- Artist: Joseph Burlini
- Year: 1993
- Type: kinetic
- Dimensions: 550 cm (216 in)
- Location: Haggerty Museum of Art; Milwaukee, Wisconsin; 43°2′12.171″N 87°55′40.945″W﻿ / ﻿43.03671417°N 87.92804028°W;
- Owner: Marquette University

= Rainbow Machine =

Artwork by Joseph Burlini

Rainbow Machine is a public art work by American artist Joseph Burlini, located on the campus of Marquette University in downtown Milwaukee, Wisconsin.

==Description==
The work consists of four tall steel poles affixed with moving holographic arms. Each pole is 12 feet tall and has a six-foot arm on each side that swivels at the center point. The face of each arm is covered with a holographic decal that reflects light, color and motion as the arm moves.
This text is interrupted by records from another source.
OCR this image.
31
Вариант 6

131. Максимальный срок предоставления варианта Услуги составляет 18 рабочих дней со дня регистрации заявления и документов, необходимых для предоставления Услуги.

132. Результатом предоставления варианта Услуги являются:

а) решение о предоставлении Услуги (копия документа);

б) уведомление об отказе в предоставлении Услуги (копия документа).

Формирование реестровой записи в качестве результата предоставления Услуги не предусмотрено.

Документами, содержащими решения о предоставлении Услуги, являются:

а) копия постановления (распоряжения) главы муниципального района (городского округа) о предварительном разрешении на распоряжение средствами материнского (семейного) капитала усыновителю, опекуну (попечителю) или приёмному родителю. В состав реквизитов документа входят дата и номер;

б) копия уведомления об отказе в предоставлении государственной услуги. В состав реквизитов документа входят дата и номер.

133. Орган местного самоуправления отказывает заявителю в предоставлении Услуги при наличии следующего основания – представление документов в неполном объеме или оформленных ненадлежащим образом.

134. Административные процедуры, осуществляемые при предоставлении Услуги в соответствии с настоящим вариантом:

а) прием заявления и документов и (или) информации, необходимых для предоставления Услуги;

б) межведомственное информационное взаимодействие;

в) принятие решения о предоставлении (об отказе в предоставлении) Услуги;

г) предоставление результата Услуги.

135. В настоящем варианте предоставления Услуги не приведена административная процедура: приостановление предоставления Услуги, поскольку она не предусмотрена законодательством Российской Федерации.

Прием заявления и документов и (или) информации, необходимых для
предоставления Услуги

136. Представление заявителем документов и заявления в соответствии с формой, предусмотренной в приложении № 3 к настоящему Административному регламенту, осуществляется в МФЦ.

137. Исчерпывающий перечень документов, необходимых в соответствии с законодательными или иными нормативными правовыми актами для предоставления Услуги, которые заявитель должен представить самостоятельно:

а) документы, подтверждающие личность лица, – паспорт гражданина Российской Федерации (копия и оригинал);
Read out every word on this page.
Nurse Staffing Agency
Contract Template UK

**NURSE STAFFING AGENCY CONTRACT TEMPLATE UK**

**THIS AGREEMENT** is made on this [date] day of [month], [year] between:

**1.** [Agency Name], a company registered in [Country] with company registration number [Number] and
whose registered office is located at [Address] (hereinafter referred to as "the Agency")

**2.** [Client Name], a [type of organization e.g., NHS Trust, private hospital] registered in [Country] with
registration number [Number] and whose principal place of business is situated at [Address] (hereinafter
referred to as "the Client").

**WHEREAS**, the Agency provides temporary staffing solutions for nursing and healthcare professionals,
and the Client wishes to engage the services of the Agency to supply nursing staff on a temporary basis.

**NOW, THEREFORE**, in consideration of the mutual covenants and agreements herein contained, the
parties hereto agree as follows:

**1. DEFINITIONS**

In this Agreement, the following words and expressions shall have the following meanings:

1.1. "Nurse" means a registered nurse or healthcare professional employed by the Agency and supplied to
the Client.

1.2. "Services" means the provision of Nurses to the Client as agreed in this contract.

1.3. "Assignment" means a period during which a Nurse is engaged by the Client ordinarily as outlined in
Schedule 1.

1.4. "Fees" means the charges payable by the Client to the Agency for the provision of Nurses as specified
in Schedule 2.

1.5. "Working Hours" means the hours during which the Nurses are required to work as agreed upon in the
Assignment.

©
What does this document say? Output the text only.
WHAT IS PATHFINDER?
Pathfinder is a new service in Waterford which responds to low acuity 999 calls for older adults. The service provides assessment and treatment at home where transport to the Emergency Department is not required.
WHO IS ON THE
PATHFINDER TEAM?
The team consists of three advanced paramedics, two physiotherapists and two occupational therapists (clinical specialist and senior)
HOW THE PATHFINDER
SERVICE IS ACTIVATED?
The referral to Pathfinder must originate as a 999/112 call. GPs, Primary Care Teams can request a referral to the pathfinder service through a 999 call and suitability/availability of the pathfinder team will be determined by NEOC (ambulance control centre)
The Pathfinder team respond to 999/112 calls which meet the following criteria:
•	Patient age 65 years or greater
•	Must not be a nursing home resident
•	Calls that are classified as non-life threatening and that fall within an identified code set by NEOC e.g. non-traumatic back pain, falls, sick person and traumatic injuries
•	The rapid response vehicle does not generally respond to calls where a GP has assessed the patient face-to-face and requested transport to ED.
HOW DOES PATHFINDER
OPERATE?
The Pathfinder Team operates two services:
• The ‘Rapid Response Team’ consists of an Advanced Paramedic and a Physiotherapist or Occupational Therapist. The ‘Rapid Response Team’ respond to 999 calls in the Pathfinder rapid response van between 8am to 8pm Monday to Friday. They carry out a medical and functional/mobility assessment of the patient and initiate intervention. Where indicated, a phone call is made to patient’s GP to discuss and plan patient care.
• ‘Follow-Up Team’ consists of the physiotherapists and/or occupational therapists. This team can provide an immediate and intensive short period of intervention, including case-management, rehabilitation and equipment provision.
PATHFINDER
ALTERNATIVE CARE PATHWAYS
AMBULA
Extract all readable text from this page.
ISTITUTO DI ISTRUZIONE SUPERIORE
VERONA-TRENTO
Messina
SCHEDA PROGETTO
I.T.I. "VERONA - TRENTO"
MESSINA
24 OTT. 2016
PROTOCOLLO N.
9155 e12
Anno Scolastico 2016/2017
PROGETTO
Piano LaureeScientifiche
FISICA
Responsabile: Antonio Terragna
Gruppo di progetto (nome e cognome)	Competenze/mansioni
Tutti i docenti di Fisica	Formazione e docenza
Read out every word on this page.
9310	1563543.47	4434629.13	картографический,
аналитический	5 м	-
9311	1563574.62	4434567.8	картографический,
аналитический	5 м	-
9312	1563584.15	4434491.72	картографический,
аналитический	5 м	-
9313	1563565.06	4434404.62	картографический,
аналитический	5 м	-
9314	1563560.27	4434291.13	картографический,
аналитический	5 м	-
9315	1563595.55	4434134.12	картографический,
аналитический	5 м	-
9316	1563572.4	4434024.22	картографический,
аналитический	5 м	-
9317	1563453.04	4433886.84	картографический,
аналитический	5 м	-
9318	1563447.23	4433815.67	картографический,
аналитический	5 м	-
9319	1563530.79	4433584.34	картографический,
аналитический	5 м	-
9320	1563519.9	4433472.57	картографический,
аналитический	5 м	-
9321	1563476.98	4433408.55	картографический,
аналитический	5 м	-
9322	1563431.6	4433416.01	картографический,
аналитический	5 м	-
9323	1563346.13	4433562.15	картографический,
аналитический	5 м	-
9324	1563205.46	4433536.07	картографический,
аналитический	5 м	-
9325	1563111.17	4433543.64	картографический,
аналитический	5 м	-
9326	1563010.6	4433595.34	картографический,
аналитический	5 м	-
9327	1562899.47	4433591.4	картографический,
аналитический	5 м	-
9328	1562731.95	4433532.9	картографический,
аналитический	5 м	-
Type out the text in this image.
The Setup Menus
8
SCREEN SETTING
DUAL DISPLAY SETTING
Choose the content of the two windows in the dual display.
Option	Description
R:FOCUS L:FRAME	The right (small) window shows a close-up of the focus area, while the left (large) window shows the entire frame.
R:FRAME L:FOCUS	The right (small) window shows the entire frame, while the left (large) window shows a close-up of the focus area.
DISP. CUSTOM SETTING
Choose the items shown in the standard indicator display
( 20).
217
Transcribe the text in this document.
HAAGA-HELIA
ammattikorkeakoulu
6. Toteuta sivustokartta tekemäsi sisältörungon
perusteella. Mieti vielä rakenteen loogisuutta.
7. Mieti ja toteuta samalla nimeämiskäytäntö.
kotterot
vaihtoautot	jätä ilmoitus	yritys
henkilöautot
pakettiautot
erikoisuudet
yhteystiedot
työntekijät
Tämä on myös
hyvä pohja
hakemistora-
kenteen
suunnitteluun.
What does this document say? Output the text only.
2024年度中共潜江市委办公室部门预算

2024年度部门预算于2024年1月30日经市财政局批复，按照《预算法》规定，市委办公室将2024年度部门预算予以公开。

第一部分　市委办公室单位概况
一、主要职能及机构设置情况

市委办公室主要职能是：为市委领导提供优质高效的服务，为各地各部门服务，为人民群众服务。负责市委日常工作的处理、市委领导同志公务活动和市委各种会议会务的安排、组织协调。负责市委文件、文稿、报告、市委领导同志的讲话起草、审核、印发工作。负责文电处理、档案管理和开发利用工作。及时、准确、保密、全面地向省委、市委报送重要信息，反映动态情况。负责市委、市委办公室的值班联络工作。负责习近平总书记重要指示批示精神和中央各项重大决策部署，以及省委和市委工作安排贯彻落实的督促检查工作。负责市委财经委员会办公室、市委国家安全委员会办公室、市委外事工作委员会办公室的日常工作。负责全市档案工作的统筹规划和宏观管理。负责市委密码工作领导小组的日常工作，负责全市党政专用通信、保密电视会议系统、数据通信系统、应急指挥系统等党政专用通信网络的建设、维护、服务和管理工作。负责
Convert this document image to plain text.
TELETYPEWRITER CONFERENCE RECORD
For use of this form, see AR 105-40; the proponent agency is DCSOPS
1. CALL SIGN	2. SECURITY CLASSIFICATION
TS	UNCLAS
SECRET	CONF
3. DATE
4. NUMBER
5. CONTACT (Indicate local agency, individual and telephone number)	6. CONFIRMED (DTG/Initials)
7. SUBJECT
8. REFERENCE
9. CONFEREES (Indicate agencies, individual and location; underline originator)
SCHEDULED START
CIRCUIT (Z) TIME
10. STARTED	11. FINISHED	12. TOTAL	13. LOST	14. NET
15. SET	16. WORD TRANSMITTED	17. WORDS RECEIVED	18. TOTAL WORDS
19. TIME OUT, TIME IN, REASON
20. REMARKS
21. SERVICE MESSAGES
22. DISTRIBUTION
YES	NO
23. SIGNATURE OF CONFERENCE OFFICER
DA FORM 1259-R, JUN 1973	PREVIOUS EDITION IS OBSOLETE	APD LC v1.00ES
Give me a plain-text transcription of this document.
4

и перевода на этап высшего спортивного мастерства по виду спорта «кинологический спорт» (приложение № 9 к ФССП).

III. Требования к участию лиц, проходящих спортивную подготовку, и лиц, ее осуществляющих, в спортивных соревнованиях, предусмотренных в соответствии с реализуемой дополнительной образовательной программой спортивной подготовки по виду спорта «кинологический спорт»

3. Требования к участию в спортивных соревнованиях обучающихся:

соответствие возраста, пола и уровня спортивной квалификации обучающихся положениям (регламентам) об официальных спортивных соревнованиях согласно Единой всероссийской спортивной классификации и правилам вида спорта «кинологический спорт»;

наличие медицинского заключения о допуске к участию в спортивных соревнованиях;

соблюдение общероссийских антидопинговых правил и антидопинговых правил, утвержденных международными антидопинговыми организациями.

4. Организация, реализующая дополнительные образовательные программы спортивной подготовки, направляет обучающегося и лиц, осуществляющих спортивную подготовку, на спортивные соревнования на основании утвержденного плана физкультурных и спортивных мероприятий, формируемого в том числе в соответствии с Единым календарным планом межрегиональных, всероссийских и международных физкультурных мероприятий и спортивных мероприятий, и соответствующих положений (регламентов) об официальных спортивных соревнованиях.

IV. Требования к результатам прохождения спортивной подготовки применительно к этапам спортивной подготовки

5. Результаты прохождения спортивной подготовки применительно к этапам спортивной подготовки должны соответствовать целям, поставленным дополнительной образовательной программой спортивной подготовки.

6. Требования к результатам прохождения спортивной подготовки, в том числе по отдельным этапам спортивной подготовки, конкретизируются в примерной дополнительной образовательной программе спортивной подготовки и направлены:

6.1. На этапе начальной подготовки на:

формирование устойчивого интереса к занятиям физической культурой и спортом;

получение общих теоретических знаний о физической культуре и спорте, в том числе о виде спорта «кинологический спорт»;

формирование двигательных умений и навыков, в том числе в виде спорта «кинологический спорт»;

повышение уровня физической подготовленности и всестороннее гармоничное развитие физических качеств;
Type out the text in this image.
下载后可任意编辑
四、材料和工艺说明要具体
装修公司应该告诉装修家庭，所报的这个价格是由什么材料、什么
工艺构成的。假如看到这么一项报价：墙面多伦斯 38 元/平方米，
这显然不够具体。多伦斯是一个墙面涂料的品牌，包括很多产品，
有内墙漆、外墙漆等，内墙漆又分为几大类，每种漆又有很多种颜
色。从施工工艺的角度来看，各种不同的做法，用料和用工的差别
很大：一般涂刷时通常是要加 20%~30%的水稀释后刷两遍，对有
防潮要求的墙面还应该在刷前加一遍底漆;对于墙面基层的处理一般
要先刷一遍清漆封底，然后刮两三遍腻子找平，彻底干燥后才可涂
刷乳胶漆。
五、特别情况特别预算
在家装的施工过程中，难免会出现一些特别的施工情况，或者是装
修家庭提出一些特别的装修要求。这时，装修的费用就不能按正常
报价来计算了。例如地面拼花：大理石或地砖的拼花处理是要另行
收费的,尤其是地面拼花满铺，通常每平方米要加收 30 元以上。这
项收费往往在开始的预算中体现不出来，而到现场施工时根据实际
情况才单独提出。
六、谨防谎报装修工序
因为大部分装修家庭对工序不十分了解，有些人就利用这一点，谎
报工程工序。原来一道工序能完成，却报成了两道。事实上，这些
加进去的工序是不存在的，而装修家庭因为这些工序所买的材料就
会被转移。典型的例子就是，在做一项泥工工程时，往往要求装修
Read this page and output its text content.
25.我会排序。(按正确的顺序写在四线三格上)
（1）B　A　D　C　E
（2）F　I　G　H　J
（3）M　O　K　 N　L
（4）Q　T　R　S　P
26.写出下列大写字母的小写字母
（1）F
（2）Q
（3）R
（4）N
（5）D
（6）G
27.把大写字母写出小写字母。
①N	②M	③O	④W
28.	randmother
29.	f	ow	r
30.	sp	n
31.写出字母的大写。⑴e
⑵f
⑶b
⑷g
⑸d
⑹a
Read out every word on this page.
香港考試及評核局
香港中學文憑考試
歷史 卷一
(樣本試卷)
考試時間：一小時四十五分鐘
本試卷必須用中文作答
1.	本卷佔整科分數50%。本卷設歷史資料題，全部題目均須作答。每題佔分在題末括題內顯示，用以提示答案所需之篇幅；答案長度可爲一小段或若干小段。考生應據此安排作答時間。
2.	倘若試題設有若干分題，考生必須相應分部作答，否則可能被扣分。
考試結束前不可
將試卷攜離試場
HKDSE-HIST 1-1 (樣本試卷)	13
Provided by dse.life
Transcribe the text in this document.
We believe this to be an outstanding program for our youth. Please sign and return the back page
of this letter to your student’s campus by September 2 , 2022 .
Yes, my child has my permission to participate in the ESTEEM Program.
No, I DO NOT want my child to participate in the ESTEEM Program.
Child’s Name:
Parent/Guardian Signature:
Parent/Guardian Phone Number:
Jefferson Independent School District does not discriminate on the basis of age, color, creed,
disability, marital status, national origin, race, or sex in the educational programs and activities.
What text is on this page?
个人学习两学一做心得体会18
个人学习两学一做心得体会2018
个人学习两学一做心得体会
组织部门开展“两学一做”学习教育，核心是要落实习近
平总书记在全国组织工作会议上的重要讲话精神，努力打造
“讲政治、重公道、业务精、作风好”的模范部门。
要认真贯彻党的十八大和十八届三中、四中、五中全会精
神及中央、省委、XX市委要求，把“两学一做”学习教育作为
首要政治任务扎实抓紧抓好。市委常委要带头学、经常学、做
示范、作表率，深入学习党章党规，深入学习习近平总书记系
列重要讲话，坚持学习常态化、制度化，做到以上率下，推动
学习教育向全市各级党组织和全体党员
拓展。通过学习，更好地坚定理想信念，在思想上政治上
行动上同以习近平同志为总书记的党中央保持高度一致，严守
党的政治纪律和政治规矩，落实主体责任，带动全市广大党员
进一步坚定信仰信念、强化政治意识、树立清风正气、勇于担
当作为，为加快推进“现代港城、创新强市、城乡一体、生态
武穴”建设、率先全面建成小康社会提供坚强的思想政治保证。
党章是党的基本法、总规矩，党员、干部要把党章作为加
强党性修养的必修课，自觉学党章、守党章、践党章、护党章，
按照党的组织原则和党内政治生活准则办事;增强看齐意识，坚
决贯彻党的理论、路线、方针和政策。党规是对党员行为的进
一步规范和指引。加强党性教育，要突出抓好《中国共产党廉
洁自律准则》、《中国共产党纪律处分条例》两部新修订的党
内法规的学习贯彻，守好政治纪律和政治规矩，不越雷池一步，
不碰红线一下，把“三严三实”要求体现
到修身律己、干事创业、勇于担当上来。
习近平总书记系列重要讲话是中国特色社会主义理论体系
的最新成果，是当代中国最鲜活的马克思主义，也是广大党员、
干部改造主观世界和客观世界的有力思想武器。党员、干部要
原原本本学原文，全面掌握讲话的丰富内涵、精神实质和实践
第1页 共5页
The work is oriented toward the Marquette Interchange a short distance from the entrance of the Haggerty Museum of Art.

==History==
While fabricated in 1993, Rainbow Machine was not installed in Milwaukee until 2000. According to the Haggerty Art Museum, it was previously installed on Michigan Avenue in Chicago.

==Artist==
Burlini is a graduate of the School of the Art Institute of Chicago and maintains a studio in Arlington Heights, Illinois.